Limitations on the Use of GenAI in Claims

As powerful as it is, GenAI does not eliminate the need for human expertise, discretion, and empathy in the claims process. For example, carriers should apply GenAI cautiously, if at all, for life insurance claims involving the death of a policyholder. These claims’ sensitivity and emotional nature require an empathetic, human approach. Virtual assistants or other GenAI interactions could be perceived as impersonal and inappropriate.

More generally, GenAI can provide information to support claims assessment but cannot make final decisions on coverage or payment amounts. Those determinations require a licensed claims professional.

Adopting GenAI Is an Iterative Process

As new technologies like GenAI transform claims processes, insurance leaders play a key role in guiding their organizations through adapting to new practices. Insurers must balance enabling cutting-edge capabilities while ensuring that claim outcomes, especially loss costs, don’t erode.

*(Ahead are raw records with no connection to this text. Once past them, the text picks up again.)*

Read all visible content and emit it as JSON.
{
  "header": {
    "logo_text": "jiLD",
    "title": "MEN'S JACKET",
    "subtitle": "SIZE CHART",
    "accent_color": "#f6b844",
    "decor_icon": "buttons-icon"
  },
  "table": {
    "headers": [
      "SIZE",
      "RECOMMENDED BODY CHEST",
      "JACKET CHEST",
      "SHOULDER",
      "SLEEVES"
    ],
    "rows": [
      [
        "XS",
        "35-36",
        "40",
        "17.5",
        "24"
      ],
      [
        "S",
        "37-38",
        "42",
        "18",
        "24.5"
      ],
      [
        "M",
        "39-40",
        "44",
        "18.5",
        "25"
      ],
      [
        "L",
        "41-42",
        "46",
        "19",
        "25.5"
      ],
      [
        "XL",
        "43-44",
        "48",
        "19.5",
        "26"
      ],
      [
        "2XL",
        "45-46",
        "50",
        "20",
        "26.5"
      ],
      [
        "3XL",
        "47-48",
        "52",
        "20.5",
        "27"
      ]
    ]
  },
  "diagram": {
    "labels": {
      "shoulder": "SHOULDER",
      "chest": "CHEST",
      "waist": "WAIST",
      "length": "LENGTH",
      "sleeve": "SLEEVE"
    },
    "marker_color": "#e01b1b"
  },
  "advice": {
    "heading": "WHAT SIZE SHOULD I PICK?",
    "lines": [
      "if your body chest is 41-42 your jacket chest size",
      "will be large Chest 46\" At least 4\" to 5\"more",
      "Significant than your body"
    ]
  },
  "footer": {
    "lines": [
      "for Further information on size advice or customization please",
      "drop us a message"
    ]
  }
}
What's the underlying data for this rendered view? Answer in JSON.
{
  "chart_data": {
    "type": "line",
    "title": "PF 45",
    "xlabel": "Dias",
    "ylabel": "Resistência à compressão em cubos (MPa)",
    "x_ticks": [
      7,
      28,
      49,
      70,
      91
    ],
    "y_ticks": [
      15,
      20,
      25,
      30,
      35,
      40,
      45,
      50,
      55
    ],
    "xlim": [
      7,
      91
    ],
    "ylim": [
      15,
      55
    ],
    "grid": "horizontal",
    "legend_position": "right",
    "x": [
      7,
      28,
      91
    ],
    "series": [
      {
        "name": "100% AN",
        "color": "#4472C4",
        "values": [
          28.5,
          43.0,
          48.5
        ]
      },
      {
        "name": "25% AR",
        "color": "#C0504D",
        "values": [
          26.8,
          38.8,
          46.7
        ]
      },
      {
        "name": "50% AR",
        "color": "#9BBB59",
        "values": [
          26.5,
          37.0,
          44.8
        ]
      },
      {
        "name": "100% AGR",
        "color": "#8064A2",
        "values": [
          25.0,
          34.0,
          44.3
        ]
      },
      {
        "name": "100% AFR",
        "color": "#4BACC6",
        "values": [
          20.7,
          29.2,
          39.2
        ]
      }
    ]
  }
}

Adjusters have tremendous expertise, which, when coupled with a thoughtful change management strategy, claims organizations can use to improve continuously and extend how AI makes experts more effective and the process more customer-centric. Insurers should modify legacy claims workflows and organization to maximize benefits from AI augmentation. This adaptive approach enables people and AI systems to work synergistically.

GenAI Is Powerful but Will Require Considered Action in Claims

GenAI has the potential to improve claims processes and increase efficiencies, especially for adjusters. However, claims is a domain where many tasks are not appropriate for GenAI, so careful governance and change management will be especially important to ensure the thoughtful integration of GenAI into appropriate tasks.